Our presenter for the evening Audrey Zarach

Audrey chose un-oaked and lightly oaked wines for this evening’s white selection:

Szurkebarat Szeremley Badacsony (12.5%, 2016). Szurkebarat is the Hungarian name for Pinot Gris and Szeremley is the name of the family producer, based in the Badacsony region where the black basalt provides a certain smokiness to this oaked wine.  

Dry Tokaji Furmint Chateau Megyer (12%, 2016). This is a food friendly non-oaked wine produced in the Tokaji region.

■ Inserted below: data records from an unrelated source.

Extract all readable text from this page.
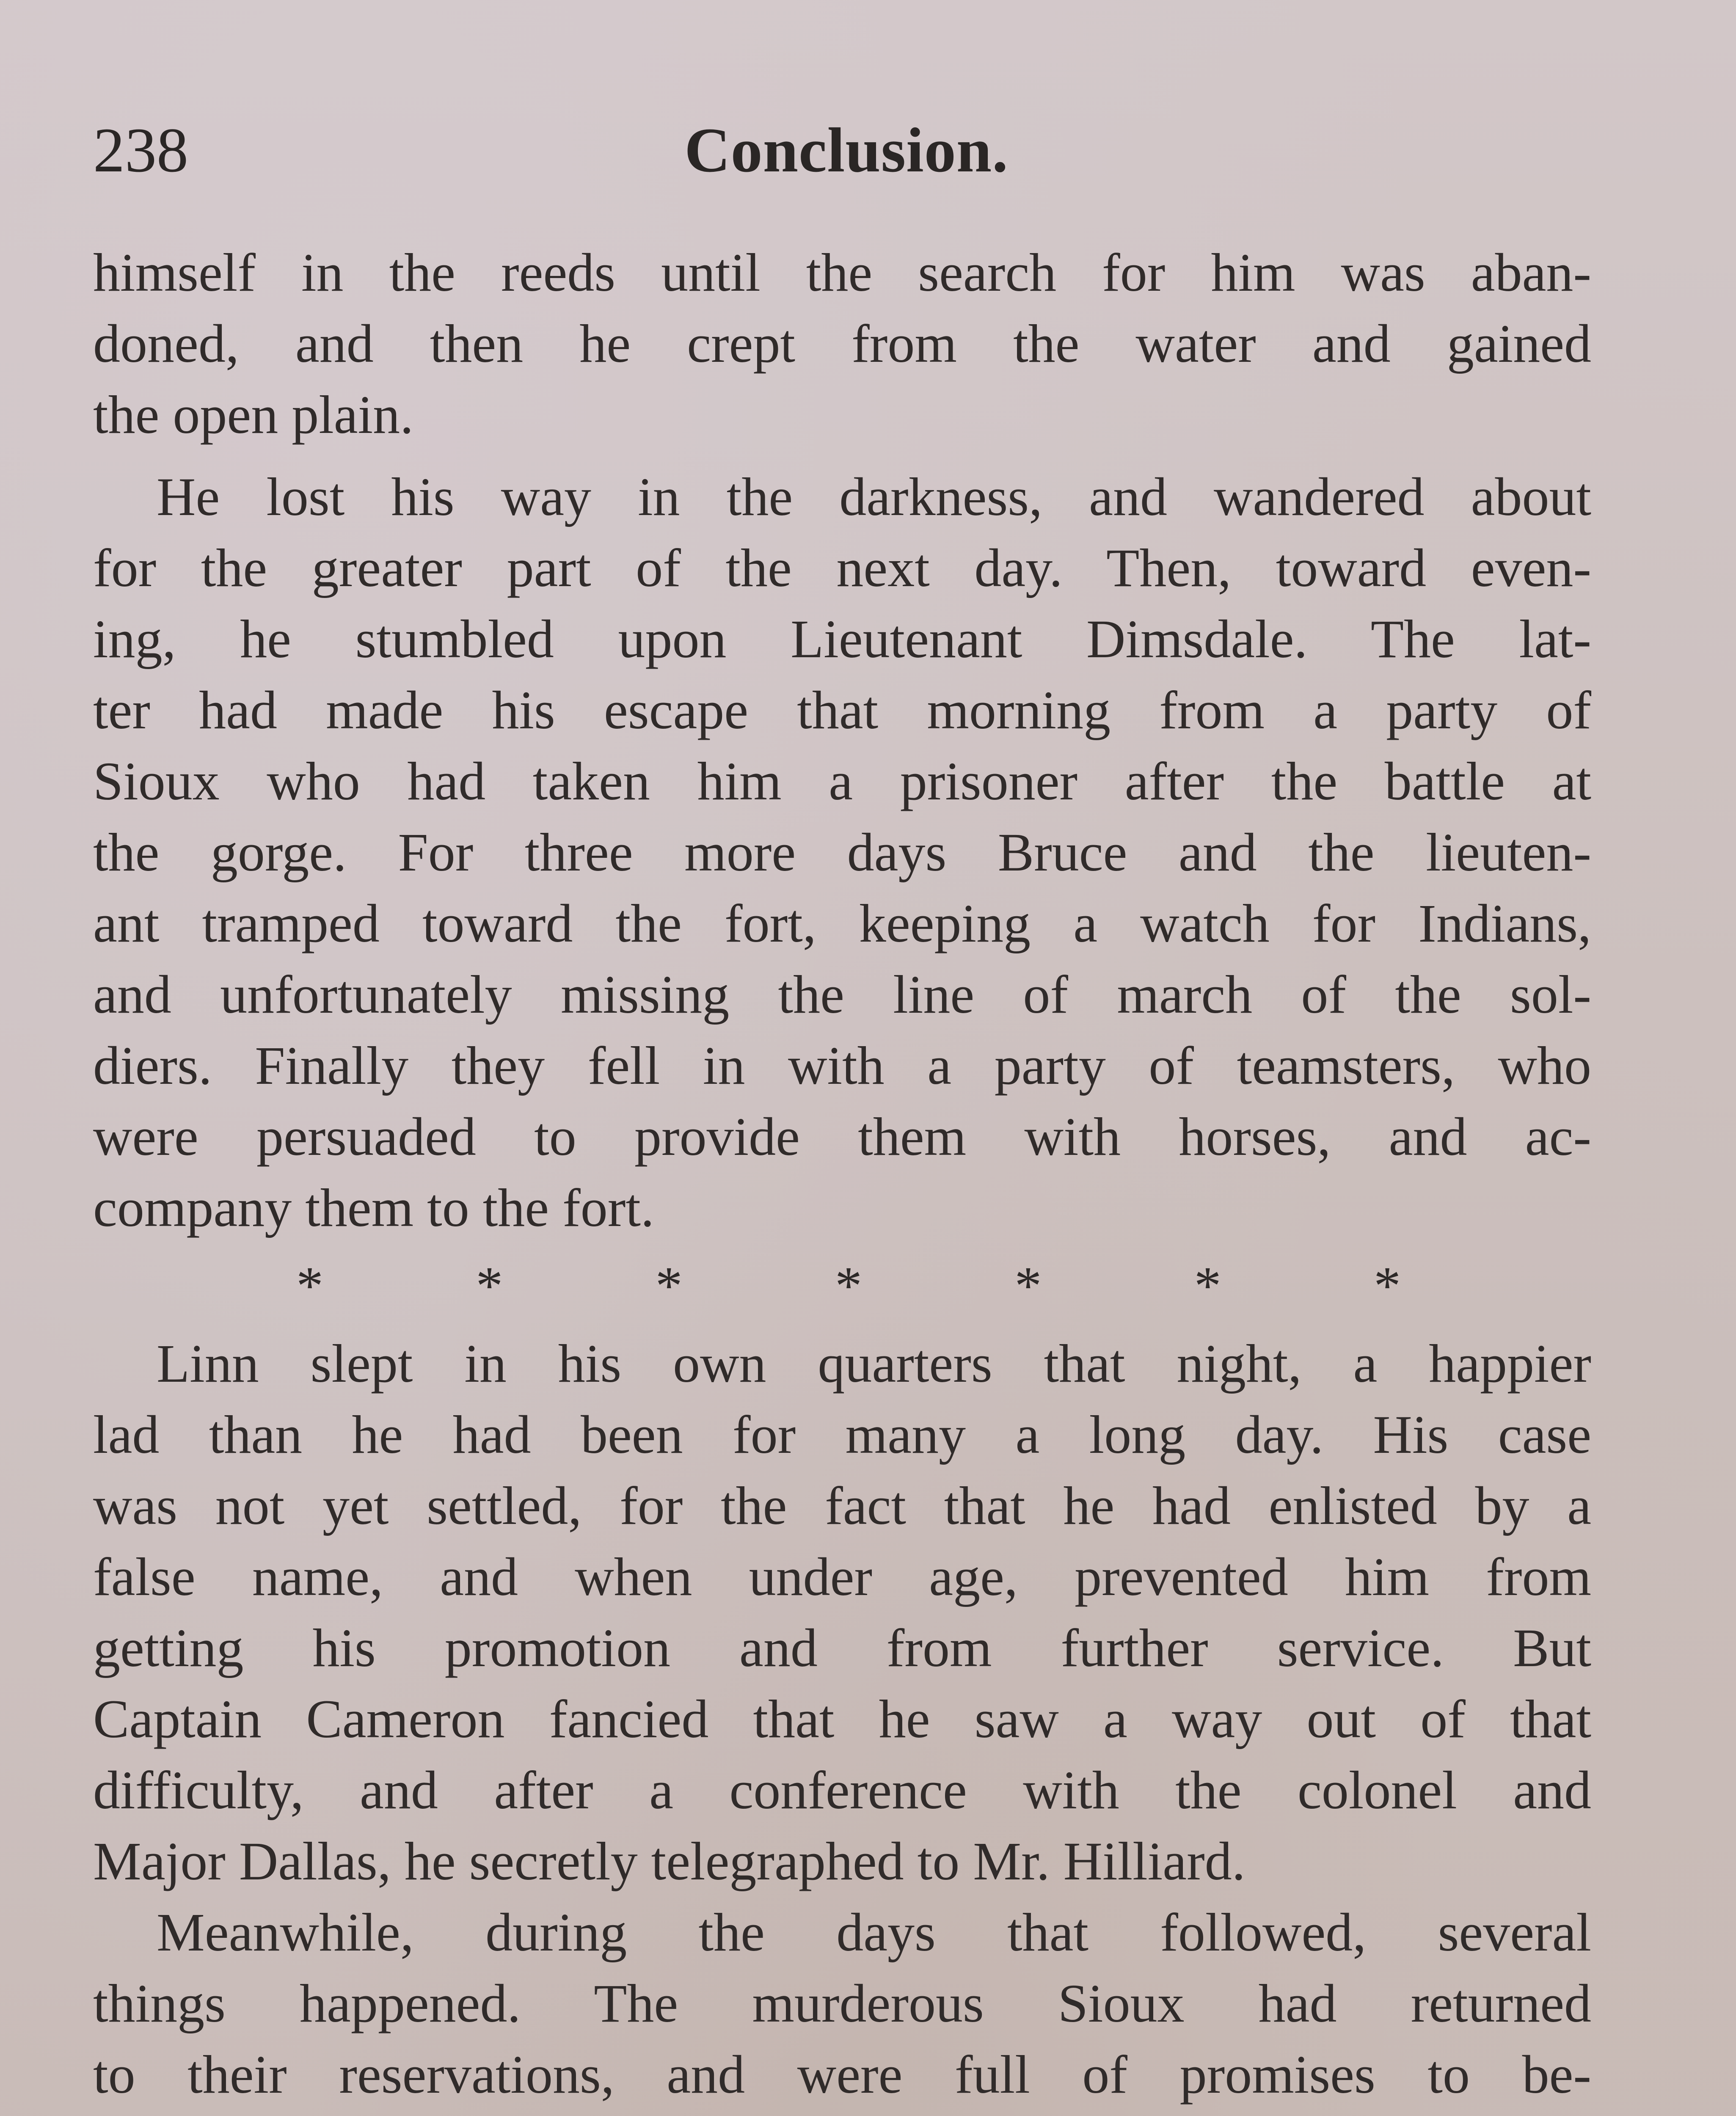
238	Conclusion.
himself in the reeds until the search for him was aban-
doned, and then he crept from the water and gained
the open plain.
He lost his way in the darkness, and wandered about
for the greater part of the next day. Then, toward even-
ing, he stumbled upon Lieutenant Dimsdale. The lat-
ter had made his escape that morning from a party of
Sioux who had taken him a prisoner after the battle at
the gorge. For three more days Bruce and the lieuten-
ant tramped toward the fort, keeping a watch for Indians,
and unfortunately missing the line of march of the sol-
diers. Finally they fell in with a party of teamsters, who
were persuaded to provide them with horses, and ac-
company them to the fort.
*	*	*	*	*	*	*
Linn slept in his own quarters that night, a happier
lad than he had been for many a long day. His case
was not yet settled, for the fact that he had enlisted by a
false name, and when under age, prevented him from
getting his promotion and from further service. But
Captain Cameron fancied that he saw a way out of that
difficulty, and after a conference with the colonel and
Major Dallas, he secretly telegraphed to Mr. Hilliard.
Meanwhile, during the days that followed, several
things happened. The murderous Sioux had returned
to their reservations, and were full of promises to be-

Furmint is the country’s most popular grape variety with lots of flavour profiles, but producers in this famously sweet wine producing area only began making dry wines commercially 40 years ago. This lovely fresh tasting wine won the vote for white wine of the month.

Generosa FPV Frittmann (12.5%, 2016). This wine, aged in oak for 6 months, hails from the Kunsag region in the Great Plains, a flat area with sandy soils. The Generosa grape is a cross between Ezerjo and red Traminer and is something of a rarity. Frittmann has previously been awarded Hungarian wine maker of the year but the entire family are involved in the business and FPV actually stands for “Frittmann Private Reserve”.

All three red wines have seen some oak but the first very little.

Kadarka Tuske (12%, 2018). The Kadarka grape is a delicate and difficult to grow variety yet is the oldest cultivated in the Szekszard region, where this wine is produced. The producer tries to work as naturally as possible and the wine can be served a little chilled.

Kekfrankos Frittmann (12.5%, 2018). Produced from Hungary’s dominant red grape variety (the Blau Frankisch grape in Austria) and aged for 7 months in Hungarian oak, this wine always has a pepperiness to it irrespective of the terroir. 

Egri Bikaver (Bulls Blood) – 13%, 2016. Lengthy oak ageing produces a full-bodied red wine made from ‘Bikaver’, a specific blend of grape varieties from the mineral rich Eger region. Whilst this iconic wine is centred around the Kekfrankos grape, each wine maker can choose which varieties to pair with it. This food friendly red won the vote for red wine of the month, although the Frittman only narrowly missed out!